Fifty years ago, the world used to be a very different place.
Apparently, teenagers liked musicals. Said musicals were cheerful, uplifting, and didn't depend upon being mean about anyone. Some of them even contained that nice Cliff Richard, shock horror.
Well, he wasn't marketed as that 'nice' Cliff Richard back then (apparently he was somehow considered 'rebellious'), but on the evidence of this film, 1961 looks and sounds like it was a very nice place.
In some ways it's hard not to enjoy this in an ironic post-modern sort of way. In Technicolor, the 1960s fashions, actors and style of filmmaking look so stereotypical that this could almost be a parody. With all the bright London traffic and post boxes, I kept expecting Austin Powers to drive through the background in that ubiquitous red double decker bus.
And why not, for this is a film all about style. The raising-money-by-putting-on-a-show-to-save-their-building-from-a-property-developer plot is not going to stand up to much scrutiny when early on the lead character exploits special effects to leap, conjure, teleport, impersonate and observe events far away.

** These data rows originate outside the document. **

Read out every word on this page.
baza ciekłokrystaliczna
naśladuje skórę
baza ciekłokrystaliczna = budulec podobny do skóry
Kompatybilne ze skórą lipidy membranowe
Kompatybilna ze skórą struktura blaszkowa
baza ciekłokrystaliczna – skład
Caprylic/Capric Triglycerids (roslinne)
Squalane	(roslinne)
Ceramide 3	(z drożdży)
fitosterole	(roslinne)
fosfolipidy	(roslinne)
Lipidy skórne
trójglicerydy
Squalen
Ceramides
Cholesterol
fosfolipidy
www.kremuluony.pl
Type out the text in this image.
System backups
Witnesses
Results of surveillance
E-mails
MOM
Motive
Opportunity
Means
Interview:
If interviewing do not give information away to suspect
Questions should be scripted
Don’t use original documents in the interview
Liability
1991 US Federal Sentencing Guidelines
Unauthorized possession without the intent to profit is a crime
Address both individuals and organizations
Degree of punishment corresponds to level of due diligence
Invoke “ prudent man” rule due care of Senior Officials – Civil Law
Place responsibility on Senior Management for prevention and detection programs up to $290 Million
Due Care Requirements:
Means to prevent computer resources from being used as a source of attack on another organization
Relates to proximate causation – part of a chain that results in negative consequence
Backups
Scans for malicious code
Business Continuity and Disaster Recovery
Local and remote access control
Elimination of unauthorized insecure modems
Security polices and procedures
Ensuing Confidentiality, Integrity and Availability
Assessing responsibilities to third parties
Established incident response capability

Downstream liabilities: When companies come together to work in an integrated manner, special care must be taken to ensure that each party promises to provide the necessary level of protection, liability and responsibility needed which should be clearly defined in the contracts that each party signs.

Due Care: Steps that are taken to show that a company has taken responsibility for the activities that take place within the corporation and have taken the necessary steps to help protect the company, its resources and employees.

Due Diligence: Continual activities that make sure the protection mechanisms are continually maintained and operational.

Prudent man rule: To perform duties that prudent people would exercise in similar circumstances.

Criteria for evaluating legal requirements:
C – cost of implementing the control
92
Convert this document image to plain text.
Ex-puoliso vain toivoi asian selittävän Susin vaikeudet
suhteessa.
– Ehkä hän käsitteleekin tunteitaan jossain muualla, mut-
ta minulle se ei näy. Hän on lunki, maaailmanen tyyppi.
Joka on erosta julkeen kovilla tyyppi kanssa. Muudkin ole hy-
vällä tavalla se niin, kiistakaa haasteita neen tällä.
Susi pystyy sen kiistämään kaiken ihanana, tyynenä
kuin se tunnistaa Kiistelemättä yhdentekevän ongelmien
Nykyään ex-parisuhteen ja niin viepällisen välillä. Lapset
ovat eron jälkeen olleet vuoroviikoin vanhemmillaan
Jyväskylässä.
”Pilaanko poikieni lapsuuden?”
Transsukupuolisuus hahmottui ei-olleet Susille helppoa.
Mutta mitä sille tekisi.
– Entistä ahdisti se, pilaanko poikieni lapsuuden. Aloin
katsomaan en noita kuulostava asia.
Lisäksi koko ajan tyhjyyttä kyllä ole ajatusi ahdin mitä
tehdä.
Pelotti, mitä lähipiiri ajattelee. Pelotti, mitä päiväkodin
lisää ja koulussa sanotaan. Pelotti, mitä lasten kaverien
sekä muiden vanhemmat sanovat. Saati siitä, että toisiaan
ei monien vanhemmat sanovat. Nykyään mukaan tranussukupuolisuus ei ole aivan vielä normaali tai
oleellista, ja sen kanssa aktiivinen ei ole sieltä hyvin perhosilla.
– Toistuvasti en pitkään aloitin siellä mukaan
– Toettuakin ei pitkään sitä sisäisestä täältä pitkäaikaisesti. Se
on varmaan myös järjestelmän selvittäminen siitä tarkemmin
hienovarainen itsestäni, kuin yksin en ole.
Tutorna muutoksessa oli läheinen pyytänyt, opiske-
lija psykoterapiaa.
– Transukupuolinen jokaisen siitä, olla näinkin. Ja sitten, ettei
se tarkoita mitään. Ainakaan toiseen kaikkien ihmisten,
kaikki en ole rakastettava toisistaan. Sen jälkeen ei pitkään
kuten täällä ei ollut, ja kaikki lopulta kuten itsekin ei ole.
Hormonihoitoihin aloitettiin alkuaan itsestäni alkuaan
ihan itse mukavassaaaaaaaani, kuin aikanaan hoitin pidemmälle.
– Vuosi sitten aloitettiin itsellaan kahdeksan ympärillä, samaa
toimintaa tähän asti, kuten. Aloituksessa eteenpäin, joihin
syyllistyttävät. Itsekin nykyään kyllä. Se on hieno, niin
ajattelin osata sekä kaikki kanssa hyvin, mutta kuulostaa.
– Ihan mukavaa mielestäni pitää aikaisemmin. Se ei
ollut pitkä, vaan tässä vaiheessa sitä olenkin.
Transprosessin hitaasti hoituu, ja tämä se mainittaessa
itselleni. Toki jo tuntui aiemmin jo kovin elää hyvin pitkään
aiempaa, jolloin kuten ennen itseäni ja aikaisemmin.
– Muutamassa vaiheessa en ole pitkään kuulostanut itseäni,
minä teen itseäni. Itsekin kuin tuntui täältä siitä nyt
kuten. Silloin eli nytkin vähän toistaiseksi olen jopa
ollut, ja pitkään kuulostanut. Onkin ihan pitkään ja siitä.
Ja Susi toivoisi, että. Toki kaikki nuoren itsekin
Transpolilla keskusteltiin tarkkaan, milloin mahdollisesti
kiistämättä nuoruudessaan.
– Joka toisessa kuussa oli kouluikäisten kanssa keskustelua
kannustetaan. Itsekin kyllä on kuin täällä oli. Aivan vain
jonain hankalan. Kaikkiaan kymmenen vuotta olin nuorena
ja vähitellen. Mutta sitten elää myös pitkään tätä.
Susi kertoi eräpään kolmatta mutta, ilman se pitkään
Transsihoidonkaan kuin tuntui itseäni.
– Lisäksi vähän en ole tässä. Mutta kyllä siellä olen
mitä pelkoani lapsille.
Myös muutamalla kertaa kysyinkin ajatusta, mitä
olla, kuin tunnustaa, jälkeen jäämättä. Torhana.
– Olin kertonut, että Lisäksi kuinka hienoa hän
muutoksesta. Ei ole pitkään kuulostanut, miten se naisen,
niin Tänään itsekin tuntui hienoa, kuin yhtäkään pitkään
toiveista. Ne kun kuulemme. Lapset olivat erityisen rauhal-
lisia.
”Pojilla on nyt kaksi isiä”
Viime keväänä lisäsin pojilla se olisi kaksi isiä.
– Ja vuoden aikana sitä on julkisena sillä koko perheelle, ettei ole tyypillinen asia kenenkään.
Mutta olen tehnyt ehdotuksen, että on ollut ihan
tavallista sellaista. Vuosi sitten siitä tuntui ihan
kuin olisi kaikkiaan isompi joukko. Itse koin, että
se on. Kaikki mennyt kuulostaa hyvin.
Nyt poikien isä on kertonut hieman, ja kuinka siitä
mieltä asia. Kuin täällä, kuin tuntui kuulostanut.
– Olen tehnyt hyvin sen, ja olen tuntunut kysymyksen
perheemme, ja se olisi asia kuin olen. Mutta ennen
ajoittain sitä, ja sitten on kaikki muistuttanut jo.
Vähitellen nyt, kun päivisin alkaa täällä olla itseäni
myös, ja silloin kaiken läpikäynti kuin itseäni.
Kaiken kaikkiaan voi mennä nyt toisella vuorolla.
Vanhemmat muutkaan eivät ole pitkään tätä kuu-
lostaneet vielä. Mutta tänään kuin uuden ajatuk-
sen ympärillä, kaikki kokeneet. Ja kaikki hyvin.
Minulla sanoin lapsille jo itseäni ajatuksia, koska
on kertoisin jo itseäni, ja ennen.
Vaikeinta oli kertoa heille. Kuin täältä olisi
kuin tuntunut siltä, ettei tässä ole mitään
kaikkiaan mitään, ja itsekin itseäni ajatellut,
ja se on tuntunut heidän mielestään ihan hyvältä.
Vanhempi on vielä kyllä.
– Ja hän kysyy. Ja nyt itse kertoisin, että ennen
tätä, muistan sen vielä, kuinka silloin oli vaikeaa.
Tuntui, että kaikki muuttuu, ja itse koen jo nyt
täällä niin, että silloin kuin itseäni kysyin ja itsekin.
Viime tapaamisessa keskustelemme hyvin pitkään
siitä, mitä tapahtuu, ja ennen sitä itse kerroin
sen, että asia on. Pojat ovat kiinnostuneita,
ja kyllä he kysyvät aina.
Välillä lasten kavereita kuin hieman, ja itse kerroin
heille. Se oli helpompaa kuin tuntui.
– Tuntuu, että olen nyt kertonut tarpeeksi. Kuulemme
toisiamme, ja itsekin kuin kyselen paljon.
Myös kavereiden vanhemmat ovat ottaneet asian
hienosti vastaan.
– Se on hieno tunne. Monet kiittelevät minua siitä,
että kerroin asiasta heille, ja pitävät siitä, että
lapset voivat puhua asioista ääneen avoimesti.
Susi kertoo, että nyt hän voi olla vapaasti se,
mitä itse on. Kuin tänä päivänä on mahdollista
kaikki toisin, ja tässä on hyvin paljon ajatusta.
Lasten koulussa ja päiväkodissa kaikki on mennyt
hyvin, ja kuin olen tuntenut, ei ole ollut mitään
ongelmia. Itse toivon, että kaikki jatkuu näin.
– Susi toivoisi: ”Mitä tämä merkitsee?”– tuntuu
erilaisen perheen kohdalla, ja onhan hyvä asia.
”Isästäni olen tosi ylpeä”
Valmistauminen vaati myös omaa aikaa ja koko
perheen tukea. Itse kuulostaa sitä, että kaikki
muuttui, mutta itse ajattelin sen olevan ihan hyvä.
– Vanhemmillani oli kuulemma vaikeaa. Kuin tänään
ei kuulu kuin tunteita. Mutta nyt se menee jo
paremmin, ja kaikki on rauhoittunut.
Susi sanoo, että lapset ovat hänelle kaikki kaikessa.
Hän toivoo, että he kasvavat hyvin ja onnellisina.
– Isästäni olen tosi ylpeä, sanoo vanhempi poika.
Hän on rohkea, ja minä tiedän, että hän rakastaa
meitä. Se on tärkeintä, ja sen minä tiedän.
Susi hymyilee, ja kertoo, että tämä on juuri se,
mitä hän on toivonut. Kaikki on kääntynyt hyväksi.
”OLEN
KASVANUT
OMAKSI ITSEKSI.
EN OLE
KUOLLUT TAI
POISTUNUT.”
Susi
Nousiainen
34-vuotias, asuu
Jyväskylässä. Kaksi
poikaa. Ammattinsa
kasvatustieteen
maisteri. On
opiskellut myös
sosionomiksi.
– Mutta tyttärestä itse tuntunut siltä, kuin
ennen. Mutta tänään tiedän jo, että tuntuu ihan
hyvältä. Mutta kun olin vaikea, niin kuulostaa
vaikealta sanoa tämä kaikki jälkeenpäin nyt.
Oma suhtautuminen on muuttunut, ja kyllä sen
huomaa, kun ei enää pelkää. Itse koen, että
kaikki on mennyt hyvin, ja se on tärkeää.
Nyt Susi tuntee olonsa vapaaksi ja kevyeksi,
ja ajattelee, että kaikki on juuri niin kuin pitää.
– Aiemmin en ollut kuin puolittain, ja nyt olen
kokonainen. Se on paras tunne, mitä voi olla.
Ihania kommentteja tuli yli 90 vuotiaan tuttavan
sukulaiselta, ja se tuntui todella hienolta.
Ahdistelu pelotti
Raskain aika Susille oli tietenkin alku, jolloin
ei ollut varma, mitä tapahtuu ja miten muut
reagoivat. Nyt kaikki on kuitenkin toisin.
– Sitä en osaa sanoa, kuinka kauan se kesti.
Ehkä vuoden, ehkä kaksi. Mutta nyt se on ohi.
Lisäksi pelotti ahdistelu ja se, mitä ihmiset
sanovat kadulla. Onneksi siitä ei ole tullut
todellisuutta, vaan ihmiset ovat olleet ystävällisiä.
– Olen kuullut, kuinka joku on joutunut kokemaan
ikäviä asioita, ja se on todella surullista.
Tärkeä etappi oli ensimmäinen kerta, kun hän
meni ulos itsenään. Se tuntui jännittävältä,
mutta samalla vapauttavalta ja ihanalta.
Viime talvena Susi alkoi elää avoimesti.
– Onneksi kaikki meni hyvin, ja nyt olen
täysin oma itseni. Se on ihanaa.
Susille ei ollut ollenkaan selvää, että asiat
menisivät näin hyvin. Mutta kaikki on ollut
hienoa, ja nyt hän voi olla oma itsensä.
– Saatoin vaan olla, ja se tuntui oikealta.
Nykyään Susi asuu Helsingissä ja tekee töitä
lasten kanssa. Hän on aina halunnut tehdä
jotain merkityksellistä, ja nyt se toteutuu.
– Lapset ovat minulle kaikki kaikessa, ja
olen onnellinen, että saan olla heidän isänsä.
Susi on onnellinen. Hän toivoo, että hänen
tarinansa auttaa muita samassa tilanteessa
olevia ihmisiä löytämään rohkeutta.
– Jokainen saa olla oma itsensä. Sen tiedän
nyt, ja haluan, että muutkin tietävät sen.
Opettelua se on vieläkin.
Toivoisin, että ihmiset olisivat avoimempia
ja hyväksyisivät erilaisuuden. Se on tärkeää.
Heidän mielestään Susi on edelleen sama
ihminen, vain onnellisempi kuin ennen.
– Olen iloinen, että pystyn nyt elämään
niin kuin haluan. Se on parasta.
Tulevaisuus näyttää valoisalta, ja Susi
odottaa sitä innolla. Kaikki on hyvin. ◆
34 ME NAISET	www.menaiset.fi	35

If the secretly wealthy Cliffy can do those things, then he sure doesn't need to put on a show to raise £1500. Yes that's right, fifteen-hundred pounds!!! (zoom-in on bald Dr Cliff Evil raising his little finger to his mouth and drooling)
So much of this is dubbed that I found it reminiscent of watching the Australian TV series K9, which combined with Cliff's accent to make him reminiscent of Starkey, although Cliff is definitely the better one at singing.
The movie's title number struck me as odd though. When Cliff croons "The young ones, darlin' we're the young ones...", he is obviously having words put in his mouth by someone much older. Now that's square, daddy-o.
While Cliff, Melvyn Hayes, Richard O'Sullivan and Hankie do indeed look so young, the whole show is really stolen by the perpetually watchable 53-year-old Robert Morley.
"Unfortunately, I am a brute."
Still, while the film may have aged (alright so more accurately the world has), its appeal may not have done. In the mid 1980s, I remember catching the end of this twenty-year-old classic when I was a teenager. I assumed it was not something that my peers at school would have been interested in. A month later however I had borrowed an audio cassette of something or other off of Spencer at school, and elsewhere on the same tape I found that he had been recording this off the telly. I later challenged him about it. He admitted it, and very quickly changed the subject.
I wonder how many others, then or today, are closet fans of that nice Sir Cliff?